For Buznah, too, the Hamas attack has a particular resonance. It resulted in the deaths of at least 1,160 people, according to an AFP tally based on Israeli figures, and around 250 people taken hostage.

Nearly 50 years ago, in May 1974, Buznah was a 16-year-old schoolboy on a hiking trip in Maalot, western Galilee, when Palestinian militants took him and dozens of his classmates hostage.

Israeli commandos eventually stormed the school where they were being held, killing the hostage-takers but not before more than 20 people, most of them children, were killed.

Buznah, his knee grazed by a bullet, escaped through a window.

Tens of thousands of people have been displaced on both sides of the Israel-Lebanon border amid soaring regional tensions

The latest hostage drama has brought memories flooding back for Buznah but also convinced him of the need to settle the conflict once and for all -- both with Hamas in Gaza and Hezbollah in Lebanon.

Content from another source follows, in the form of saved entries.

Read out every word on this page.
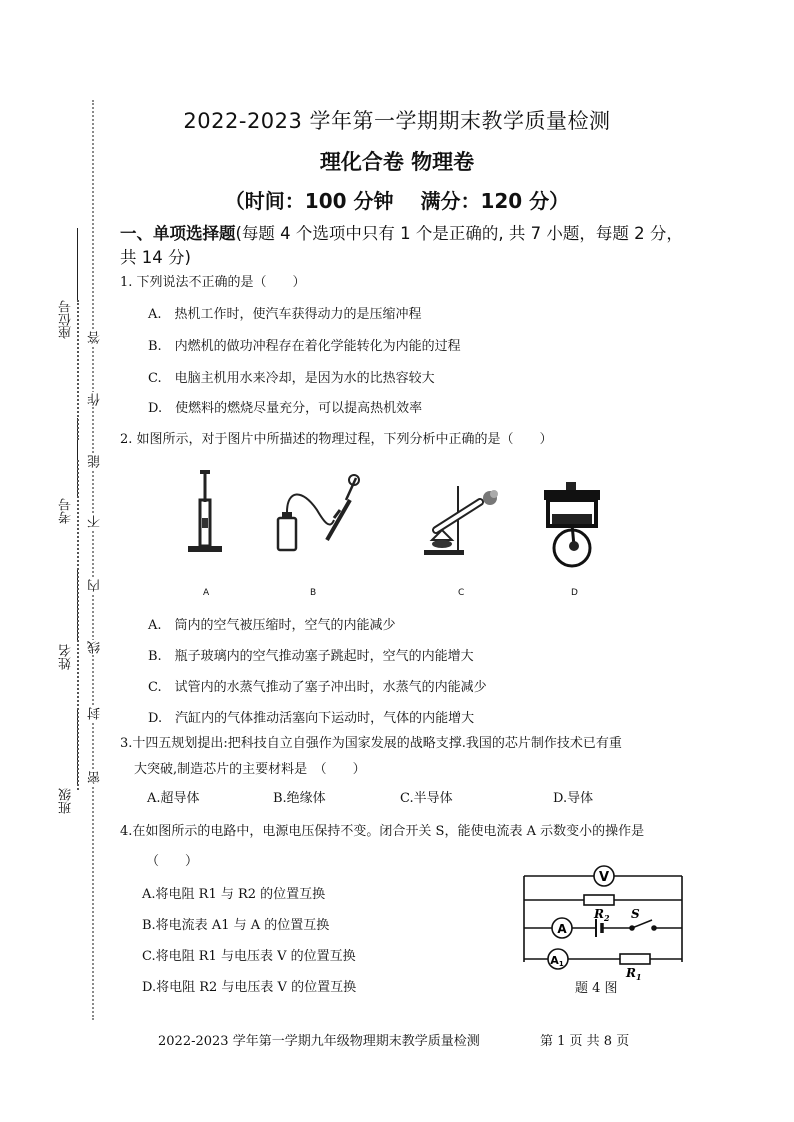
座位号
考号
姓名
班级
答
作
能
不
内
线
封
密
2022-2023 学年第一学期期末教学质量检测
理化合卷 物理卷
（时间：100 分钟　 满分：120 分）
一、单项选择题(每题 4 个选项中只有 1 个是正确的, 共 7 小题，每题 2 分，共 14 分)
1. 下列说法不正确的是（　　）
A.　热机工作时，使汽车获得动力的是压缩冲程
B.　内燃机的做功冲程存在着化学能转化为内能的过程
C.　电脑主机用水来冷却，是因为水的比热容较大
D.　使燃料的燃烧尽量充分，可以提高热机效率
2. 如图所示，对于图片中所描述的物理过程，下列分析中正确的是（　　）
A	B	C	D
A.　筒内的空气被压缩时，空气的内能减少
B.　瓶子玻璃内的空气推动塞子跳起时，空气的内能增大
C.　试管内的水蒸气推动了塞子冲出时，水蒸气的内能减少
D.　汽缸内的气体推动活塞向下运动时，气体的内能增大
3.十四五规划提出:把科技自立自强作为国家发展的战略支撑.我国的芯片制作技术已有重
大突破,制造芯片的主要材料是　（　　）
A.超导体	B.绝缘体	C.半导体	D.导体
4.在如图所示的电路中，电源电压保持不变。闭合开关 S，能使电流表 A 示数变小的操作是
（　　）
A.将电阻 R1 与 R2 的位置互换
B.将电流表 A1 与 A 的位置互换
C.将电阻 R1 与电压表 V 的位置互换
D.将电阻 R2 与电压表 V 的位置互换
V
A
A1
$R_2$ S
$R_1$
题 4 图
2022-2023 学年第一学期九年级物理期末教学质量检测	第 1 页 共 8 页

"In the Gaza Strip, I would give it (Israeli military action) three to five months, maybe half a year, six months," he said of the war that has left nearly 29,000 dead, according to the health ministry in the Hamas-run territory.

"Then we are going to come to Lebanon... We don't have any other choice."

Like Shachar, Buznah remembers 2006, when Israel fought Hezbollah in the north until a United Nations-brokered ceasefire brought an uneasy peace.

Lebanon and Hezbollah had not respected UN Security Council Resolution 1701 that halted the war, and instead moved back into the buffer zone on the border within weeks, he said.

The time for negotiating is over, he said. "It's not going to work, simple as that," he added.